Python CSV finds the string and passes the column number to the variable

advertisements

I just joined here after reading a ton of info over the last few months as I get grounds with Python.

Anyway, I'm very new and have been researching as much as possible but most of the answers are a bit out of my reach in understanding and don't seem to do exactly what I need.

From the reading I've done, I'm not sure if I should familiarize myself with Panda or not, but I basically need to do simple formatting, conversion and re-organization of an ALE file. An ALE is a simple tab-delimited list file that contains video clip names and metadata. The headers are located on row 8 and content data on 11 and down. Here's an example:

1 Heading
2 FIELD_DELIM   TABS
3 VIDEO_FORMAT  1080
4 AUDIO_FORMAT  48khz
5 FPS   23.976
6
7 Column
8 #### COLUMN HEADERS ####
9
10 Data
11 #### TAB DELIMITED DATA ####

For now, we'll assume my input files have been preformatted to strip rows 1-7, 9 and 10, so we just have a header row as row 1, and data starts on row 2.

My first task with this program is to convert an entire column of data into a new format, which I have working correctly, but only if I target the column specifically that I am looking for in a data set that has no headings.

for row in ale_file:
    row[3] = timecode_to_frames(row[3])
    print row

The problem is, I don't always know what column numbers the data exists in (as each program will output the metadata in different orders) but I do know what the header name is. Somehow I need to read the header row, and when it finds the three headers named "start", "end", and "duration", it will pass those column numbers to a variable. Then, in the for loop above, I would be able to run my timecode_to_frames function on the row numbers that match the headers.

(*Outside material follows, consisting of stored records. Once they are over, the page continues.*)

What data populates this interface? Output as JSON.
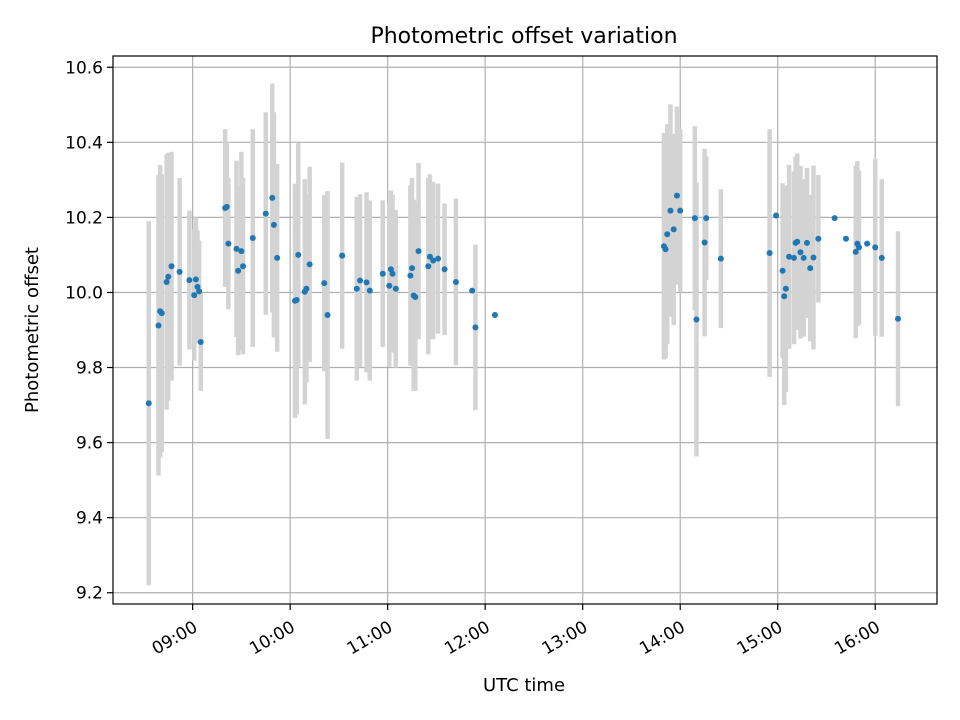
{
  "chart_data": {
    "type": "scatter",
    "title": "Photometric offset variation",
    "xlabel": "UTC time",
    "ylabel": "Photometric offset",
    "xlim": [
      "08:11",
      "16:38"
    ],
    "ylim": [
      9.17,
      10.63
    ],
    "xticks": [
      "09:00",
      "10:00",
      "11:00",
      "12:00",
      "13:00",
      "14:00",
      "15:00",
      "16:00"
    ],
    "yticks": [
      "9.2",
      "9.4",
      "9.6",
      "9.8",
      "10.0",
      "10.2",
      "10.4",
      "10.6"
    ],
    "grid": true,
    "colors": {
      "points": "#1f77b4",
      "errorbars": "#d3d3d3",
      "grid": "#b0b0b0"
    },
    "series": [
      {
        "x": [
          "08:33",
          "08:39",
          "08:40",
          "08:41",
          "08:44",
          "08:45",
          "08:47",
          "08:52",
          "08:58",
          "09:01",
          "09:02",
          "09:03",
          "09:04",
          "09:05",
          "09:20",
          "09:21",
          "09:22",
          "09:27",
          "09:28",
          "09:30",
          "09:31",
          "09:37",
          "09:45",
          "09:49",
          "09:50",
          "09:52",
          "10:03",
          "10:04",
          "10:05",
          "10:09",
          "10:10",
          "10:12",
          "10:21",
          "10:23",
          "10:32",
          "10:41",
          "10:43",
          "10:47",
          "10:49",
          "10:57",
          "11:01",
          "11:02",
          "11:03",
          "11:05",
          "11:14",
          "11:15",
          "11:16",
          "11:17",
          "11:19",
          "11:25",
          "11:26",
          "11:28",
          "11:31",
          "11:35",
          "11:42",
          "11:52",
          "11:54",
          "12:06",
          "13:50",
          "13:51",
          "13:52",
          "13:54",
          "13:56",
          "13:58",
          "14:00",
          "14:09",
          "14:10",
          "14:15",
          "14:16",
          "14:25",
          "14:55",
          "14:59",
          "15:03",
          "15:04",
          "15:05",
          "15:07",
          "15:10",
          "15:11",
          "15:12",
          "15:14",
          "15:16",
          "15:18",
          "15:20",
          "15:22",
          "15:25",
          "15:35",
          "15:42",
          "15:48",
          "15:49",
          "15:50",
          "15:55",
          "16:00",
          "16:04",
          "16:14"
        ],
        "y": [
          9.705,
          9.912,
          9.95,
          9.945,
          10.028,
          10.042,
          10.07,
          10.055,
          10.033,
          9.993,
          10.035,
          10.015,
          10.003,
          9.868,
          10.225,
          10.228,
          10.13,
          10.116,
          10.058,
          10.11,
          10.07,
          10.145,
          10.21,
          10.252,
          10.18,
          10.092,
          9.978,
          9.98,
          10.1,
          10.002,
          10.01,
          10.075,
          10.025,
          9.94,
          10.098,
          10.01,
          10.032,
          10.027,
          10.005,
          10.05,
          10.018,
          10.062,
          10.05,
          10.01,
          10.045,
          10.065,
          9.992,
          9.988,
          10.11,
          10.07,
          10.095,
          10.085,
          10.09,
          10.062,
          10.028,
          10.005,
          9.907,
          9.94,
          10.123,
          10.115,
          10.155,
          10.218,
          10.168,
          10.258,
          10.218,
          10.198,
          9.928,
          10.133,
          10.198,
          10.09,
          10.105,
          10.205,
          10.058,
          9.99,
          10.01,
          10.095,
          10.092,
          10.132,
          10.135,
          10.107,
          10.092,
          10.132,
          10.065,
          10.093,
          10.143,
          10.198,
          10.143,
          10.108,
          10.13,
          10.12,
          10.13,
          10.12,
          10.092,
          9.93
        ],
        "yerr": [
          0.485,
          0.4,
          0.39,
          0.37,
          0.34,
          0.33,
          0.305,
          0.25,
          0.185,
          0.175,
          0.165,
          0.15,
          0.135,
          0.13,
          0.21,
          0.175,
          0.175,
          0.235,
          0.225,
          0.265,
          0.235,
          0.29,
          0.27,
          0.305,
          0.3,
          0.25,
          0.312,
          0.305,
          0.298,
          0.3,
          0.25,
          0.26,
          0.235,
          0.33,
          0.248,
          0.245,
          0.23,
          0.24,
          0.24,
          0.195,
          0.215,
          0.21,
          0.21,
          0.21,
          0.24,
          0.24,
          0.255,
          0.25,
          0.235,
          0.235,
          0.22,
          0.21,
          0.2,
          0.175,
          0.222,
          0.0,
          0.22,
          0.0,
          0.302,
          0.29,
          0.293,
          0.283,
          0.255,
          0.237,
          0.217,
          0.245,
          0.365,
          0.25,
          0.165,
          0.185,
          0.33,
          0.0,
          0.233,
          0.29,
          0.275,
          0.245,
          0.23,
          0.23,
          0.235,
          0.23,
          0.21,
          0.2,
          0.195,
          0.245,
          0.17,
          0.0,
          0.0,
          0.23,
          0.22,
          0.205,
          0.0,
          0.235,
          0.21,
          0.233
        ]
      }
    ]
  }
}
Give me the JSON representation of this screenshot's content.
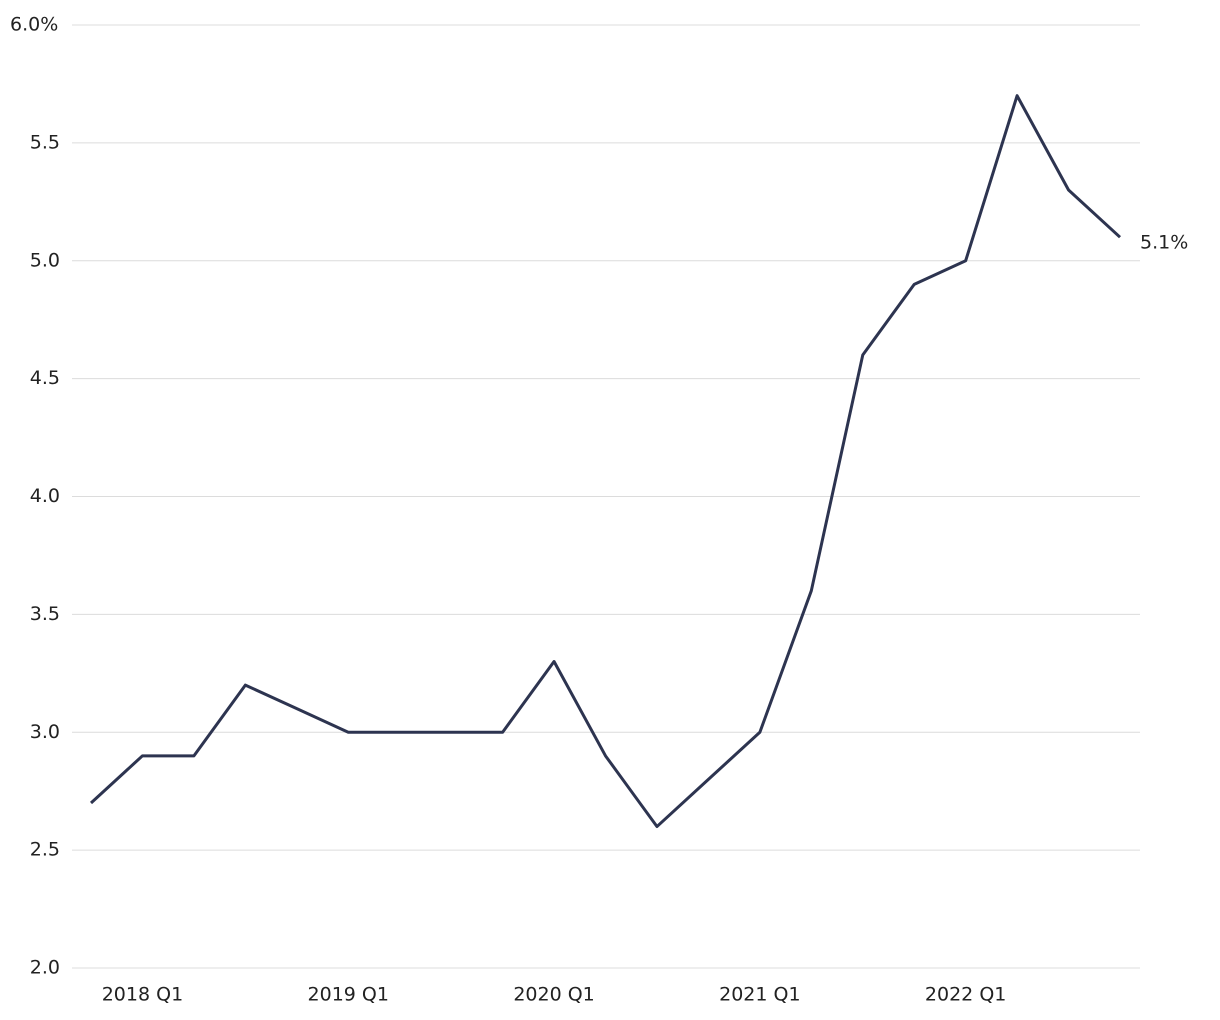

I feel this should be fairly simple along these lines (forgive me if I'm horribly off):

for row in ale_file:
    for col in row:
        if col == 'start':
            start_col = ##column number##

Then in my existing code I could call the variable in:

for row in ale_file:
    row[start_col] = timecode_to_frames(row[start_col])
    print row

Side note: In my FOR loop, do I need to explicitly skip row 1 since it's just a header, as it won't have the properly formatted data the function is expecting. Perhaps nest the for loop in a while loop like while row != 0: or something?

Any help would be greatly appreciated, thanks!


If all you need is columnHeader along with respective columnValue, you can read 1st line (header) before the loop from file, and inside the loop use zip(header, row) to get tuple of (columnHeader, columnValue).

https://docs.python.org/2/library/functions.html#zip